Telle est la première phase de l’inspiration. Elle dure peu; mais rien n’y supplée quand elle a manqué. Elle donne à l’œuvre poétique cet élan primitif et souverain, ce mouvement illimité qui lui est nécessaire; car il faut qu’elle ait d’abord été trop vaste dans l’âme du poète, afin d’être ensuite assez grande aux yeux des autres hommes.

La seconde phase, plus humble en apparence, n’en a pas moins un caractère d’inévitable nécessité. Quand l’art, agissant sur les données premières de l’imagination, les règle, les ordonne, les enchaîne, décompose toutes les parties de l’ensemble pour les recomposer ensuite dans l’unité d’une sage et belle harmonie, l’inspiration doit présider à ce travail, ou mieux à cette lutte, dont seule elle peut faire une douce et féconde union, mêlant tour à tour les délicatesses du sentiment et les ardeurs de la passion à ces embrassements souvent douloureux de la puissance et de l’idée.

Ces trois choses, imagination, art, inspiration, en d’autres termes, puissance, intelligence, amour, agissant simultanément et de concert dans une indissoluble unité, composent, à des conditions que je vais m’efforcer de déterminer, ce qu’on nomme le génie, le seul inventeur original à qui ce titre puisse être attribué légitimement.

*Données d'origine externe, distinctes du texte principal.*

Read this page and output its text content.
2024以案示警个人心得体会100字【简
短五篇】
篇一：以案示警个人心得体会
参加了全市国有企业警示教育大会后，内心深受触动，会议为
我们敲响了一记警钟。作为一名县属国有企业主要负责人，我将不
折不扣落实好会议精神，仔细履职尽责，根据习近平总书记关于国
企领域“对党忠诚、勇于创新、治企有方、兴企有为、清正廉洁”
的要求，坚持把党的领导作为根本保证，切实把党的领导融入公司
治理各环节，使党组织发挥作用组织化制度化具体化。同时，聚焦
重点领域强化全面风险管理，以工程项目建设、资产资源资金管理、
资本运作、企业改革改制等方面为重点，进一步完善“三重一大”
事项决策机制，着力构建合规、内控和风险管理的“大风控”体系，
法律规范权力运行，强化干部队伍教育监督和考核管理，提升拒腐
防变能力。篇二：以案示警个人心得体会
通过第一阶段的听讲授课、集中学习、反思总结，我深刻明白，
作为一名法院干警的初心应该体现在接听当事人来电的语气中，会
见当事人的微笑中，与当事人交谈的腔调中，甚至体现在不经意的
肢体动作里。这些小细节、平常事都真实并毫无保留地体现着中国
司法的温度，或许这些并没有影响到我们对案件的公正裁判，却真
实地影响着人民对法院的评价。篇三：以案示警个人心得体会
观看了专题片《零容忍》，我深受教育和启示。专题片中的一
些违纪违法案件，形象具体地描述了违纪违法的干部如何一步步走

Puissance, intelligence, amour, ces trois attributs divins, que reconnaissent, sous des noms divers, la plupart des religions et des philosophies, sont nécessairement égaux et absolus en Dieu, parce qu’ils sont infinis. Les trois facultés qui dans l’homme y correspondent, étant finies, sont inégales et variables. Or, ce qui est vrai de l’homme en général l’est en particulier du poète. Celui-ci a plus d’imagination, celui-là plus d’art, cet autre plus d’inspiration. Tantôt deux de ces facultés réunies écrasent la troisième, tantôt une seule écrase les deux autres. Rencontre-t-on jamais ce désaccord dans ceux qu’on proclame unanimement des hommes de génie? Dans telle ou telle de leurs œuvres prise à part, oui peut-être; mais dans l’ensemble, non. Homère dort quelquefois, Dante et Shakspeare aussi. C’est la marque indélébile de la faiblesse humaine. Mais je le demande, quand on a lu l’Iliade et l’Odyssée, la Divine Comédie, les principaux drames de Shakspeare, les chefs-d’œuvre de Corneille et de Molière, ne demeure-t-on pas frappé et comme ébloui de ce merveilleux accord de toutes les facultés, de tous ces dons célestes accumulés sur une seule tête: puissance créatrice de l’imagination, profondeur et souplesse de la pensée, vigueur inspirée du sentiment? N’admire-t-on pas surtout cet équilibre si rare de toutes les forces de l’âme? C’est aussi dans l’équilibre que je découvre le caractère essentiel du génie. Ne pouvant d’ailleurs concevoir le génie que comme l’expression la plus complète et la plus élevée de la puissance individuelle de l’homme dans un genre quelconque, et d’un autre côté voulant réserver certains cas exceptionnels où une faculté isolée semble prendre un développement énorme, dont le résultat le plus ordinaire est la folie, j’arrive logiquement à cette définition:

«Le génie est l’accord de toutes les facultés actives de l’homme au plus haut point où elles puissent s’unir et se faire équilibre.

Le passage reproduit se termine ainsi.